Septic System Information
All water and wastewater systems shall conform with SDCL Ch. 34A and administrative rules promulgated there under.
All wastewater systems shall be designed by a State licensed engineer as per State Law (SDCL) and Administrative Rules (ARSD) pertaining to the same. All wastewater systems shall be installed by State licensed installers and their work shall be inspected by the designing engineer to ensure the system was built substantially in the same manner as it was designed. The engineer shall then submit a Post Installation Report as to the same on a form as provided by the Administrator.
Do's and Don'ts
How does an On-site Wastewater Treatment System (OWTS) work?
An on-site wastewater treatment system consists of four major components: the building sewer (pipe exiting home), the septic tank, the drainfield (or absorption system) and the soil. The septic tank separates the solids from the liquids before the liquid (or effluent) enters the drainfield. The absorption system then disperses the effluent into the soils. Microorganisms in the soil provide further treatment by removing constituents such as nitrates, phosphates, bacteria and viruses.
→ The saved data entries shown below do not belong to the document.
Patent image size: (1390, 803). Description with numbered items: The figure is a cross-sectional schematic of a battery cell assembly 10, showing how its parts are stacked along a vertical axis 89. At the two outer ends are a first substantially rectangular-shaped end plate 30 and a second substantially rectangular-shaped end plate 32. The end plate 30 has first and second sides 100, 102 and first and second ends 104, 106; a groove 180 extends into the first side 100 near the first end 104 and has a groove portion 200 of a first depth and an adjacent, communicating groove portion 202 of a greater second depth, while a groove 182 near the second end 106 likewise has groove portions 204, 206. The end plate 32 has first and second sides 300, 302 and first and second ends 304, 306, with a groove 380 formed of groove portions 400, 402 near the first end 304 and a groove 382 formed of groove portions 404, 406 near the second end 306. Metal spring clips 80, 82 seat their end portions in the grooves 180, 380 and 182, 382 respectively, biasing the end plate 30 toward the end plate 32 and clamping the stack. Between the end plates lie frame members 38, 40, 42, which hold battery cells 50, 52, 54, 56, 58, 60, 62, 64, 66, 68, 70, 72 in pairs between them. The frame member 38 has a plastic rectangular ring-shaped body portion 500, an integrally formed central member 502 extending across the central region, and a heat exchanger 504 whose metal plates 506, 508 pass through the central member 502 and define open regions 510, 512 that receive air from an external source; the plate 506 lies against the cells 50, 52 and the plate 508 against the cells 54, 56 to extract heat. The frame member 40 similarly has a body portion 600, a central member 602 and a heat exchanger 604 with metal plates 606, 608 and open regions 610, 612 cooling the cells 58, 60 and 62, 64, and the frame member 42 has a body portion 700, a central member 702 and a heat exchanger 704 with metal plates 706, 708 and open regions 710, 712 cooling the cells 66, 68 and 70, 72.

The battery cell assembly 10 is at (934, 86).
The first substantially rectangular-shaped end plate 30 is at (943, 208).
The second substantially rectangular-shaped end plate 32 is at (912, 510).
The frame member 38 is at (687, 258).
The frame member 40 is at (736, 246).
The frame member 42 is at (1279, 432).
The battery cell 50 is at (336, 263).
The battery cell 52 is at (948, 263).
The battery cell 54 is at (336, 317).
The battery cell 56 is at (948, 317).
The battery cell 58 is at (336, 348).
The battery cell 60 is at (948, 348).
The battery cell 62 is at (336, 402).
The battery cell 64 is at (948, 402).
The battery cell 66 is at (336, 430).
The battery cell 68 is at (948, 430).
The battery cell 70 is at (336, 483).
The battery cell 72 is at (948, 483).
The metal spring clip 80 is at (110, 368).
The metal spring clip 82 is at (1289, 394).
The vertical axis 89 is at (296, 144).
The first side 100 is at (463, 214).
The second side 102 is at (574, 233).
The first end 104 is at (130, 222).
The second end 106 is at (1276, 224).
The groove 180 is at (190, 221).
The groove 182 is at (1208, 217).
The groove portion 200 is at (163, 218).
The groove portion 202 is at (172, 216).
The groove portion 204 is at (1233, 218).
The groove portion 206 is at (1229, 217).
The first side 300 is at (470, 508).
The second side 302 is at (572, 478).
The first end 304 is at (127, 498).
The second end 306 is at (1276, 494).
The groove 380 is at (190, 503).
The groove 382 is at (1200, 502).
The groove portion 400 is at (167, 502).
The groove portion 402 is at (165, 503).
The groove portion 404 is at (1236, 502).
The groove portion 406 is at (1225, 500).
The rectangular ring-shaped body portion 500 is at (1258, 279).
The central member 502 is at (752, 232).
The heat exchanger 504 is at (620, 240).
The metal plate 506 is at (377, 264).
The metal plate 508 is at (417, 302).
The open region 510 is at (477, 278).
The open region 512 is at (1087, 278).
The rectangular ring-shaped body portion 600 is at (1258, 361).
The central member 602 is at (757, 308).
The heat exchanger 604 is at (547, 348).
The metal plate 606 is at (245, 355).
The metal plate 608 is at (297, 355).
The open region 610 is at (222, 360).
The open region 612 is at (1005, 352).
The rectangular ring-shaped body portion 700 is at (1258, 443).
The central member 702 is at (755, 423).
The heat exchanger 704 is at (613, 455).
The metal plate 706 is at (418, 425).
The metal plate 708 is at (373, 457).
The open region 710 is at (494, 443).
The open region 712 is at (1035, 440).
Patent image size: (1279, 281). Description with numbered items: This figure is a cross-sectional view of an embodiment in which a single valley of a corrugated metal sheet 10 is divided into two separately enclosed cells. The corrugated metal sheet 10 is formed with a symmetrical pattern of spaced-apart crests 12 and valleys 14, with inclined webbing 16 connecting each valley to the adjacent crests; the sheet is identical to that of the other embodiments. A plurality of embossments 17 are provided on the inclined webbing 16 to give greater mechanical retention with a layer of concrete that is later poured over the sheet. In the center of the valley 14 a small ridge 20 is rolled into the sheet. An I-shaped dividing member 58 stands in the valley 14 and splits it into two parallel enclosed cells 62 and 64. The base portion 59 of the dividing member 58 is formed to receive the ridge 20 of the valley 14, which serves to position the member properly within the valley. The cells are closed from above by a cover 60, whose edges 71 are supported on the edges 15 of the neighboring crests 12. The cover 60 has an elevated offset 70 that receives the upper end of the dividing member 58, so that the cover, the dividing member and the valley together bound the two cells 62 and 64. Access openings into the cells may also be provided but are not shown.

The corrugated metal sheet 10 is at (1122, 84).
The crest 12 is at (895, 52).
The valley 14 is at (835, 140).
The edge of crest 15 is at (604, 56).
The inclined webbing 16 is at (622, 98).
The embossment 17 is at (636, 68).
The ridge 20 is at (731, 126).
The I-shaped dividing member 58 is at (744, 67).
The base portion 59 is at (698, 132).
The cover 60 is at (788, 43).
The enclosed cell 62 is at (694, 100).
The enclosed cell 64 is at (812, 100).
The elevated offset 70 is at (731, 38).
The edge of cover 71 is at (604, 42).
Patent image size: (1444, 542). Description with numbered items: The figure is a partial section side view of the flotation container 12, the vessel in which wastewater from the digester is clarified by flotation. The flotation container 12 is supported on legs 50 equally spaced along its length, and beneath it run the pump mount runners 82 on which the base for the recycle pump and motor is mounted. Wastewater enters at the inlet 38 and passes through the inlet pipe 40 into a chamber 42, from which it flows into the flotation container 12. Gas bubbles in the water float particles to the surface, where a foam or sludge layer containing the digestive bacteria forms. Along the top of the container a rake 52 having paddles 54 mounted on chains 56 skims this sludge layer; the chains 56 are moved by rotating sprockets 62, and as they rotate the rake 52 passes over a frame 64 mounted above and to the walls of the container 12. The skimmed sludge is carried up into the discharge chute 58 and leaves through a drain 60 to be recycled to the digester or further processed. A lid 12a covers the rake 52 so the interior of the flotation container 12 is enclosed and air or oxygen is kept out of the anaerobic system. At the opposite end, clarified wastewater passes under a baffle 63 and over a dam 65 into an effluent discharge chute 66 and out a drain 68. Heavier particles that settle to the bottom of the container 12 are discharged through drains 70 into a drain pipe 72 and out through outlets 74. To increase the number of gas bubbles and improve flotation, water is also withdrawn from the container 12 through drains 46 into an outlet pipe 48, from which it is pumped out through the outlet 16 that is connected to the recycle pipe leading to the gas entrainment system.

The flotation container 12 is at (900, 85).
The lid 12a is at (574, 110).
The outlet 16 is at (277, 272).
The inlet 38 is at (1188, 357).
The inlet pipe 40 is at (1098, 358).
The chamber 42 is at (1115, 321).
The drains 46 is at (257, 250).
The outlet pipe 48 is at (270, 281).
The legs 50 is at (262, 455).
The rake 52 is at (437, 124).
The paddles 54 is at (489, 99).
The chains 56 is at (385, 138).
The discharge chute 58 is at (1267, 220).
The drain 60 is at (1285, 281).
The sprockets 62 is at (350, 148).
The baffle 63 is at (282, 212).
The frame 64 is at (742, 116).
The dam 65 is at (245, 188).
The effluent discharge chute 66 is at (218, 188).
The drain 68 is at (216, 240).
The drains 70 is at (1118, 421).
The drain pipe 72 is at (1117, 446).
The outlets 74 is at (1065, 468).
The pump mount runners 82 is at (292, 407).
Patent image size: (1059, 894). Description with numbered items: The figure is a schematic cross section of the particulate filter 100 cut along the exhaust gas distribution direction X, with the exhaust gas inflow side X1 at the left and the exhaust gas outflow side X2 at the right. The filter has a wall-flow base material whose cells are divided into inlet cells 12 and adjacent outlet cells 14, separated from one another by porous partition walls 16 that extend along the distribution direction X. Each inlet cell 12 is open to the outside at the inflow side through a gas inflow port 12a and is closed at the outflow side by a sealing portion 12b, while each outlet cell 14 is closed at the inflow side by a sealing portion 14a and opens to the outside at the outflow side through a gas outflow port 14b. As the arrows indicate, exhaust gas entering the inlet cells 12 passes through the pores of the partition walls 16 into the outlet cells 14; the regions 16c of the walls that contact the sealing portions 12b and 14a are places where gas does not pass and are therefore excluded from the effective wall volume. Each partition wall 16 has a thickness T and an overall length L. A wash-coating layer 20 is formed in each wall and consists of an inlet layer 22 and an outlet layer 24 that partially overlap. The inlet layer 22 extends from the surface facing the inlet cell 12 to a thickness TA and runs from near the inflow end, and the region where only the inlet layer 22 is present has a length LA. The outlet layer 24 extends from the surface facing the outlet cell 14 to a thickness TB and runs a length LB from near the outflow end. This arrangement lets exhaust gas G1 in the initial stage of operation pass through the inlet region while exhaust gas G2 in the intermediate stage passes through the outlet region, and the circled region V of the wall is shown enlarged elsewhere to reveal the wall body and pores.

What can a property owner do to maintain an OWTS?
At a minimum, taking these four steps to maintain an on-site wastewater treatment system may prolong the life of the system:
Pump the septic tank.
Take care in what goes down the drain.
Why is it important to pump the septic tank?
The solids from household wastes accumulate in the septic tank and are more commonly called "sludge". With continued use, this sludge volume continues to increase over time. If the sludge volume reaches the outlet tee, it begins to enter the drainfield. The sludge will eventually plug the outlet pipe of the septic tank and/or plug the drainfield soils, therefore, decreasing the soils’ infiltration ability. A soil’s infiltration ability is its ability to filter the effluent’s contaminants, such as nutrients and pathogens. Once the drainfield is plugged with solids, it loses its effectiveness in treating wastes, which include nutrients and pathogens. These untreated nutrients and pathogens can potentially contaminate nearby surface and groundwater sources.
How to Conserve Water
Take short showers instead of baths.
Leave faucets off while brushing your teeth or shaving.
Wash dishes and clothes only when you have a full load.
Fix leaking faucets and toilets.
Replace older dishwashers, toilets, washers and shower heads with high-efficiency models.
Take care in what you put into your drains.
The following lists include items that should not be put into your OWTS:
Do Not Flush:
Feminine hygiene products
Do Not Flush or Pour Down Drains
Paint or paint thinners
Household cleaners should be used in moderation so that they do not interfere with the biological processes that take place in an on-site wastewater treatment system.
Restrict the use of a garbage disposal or do not have one at all.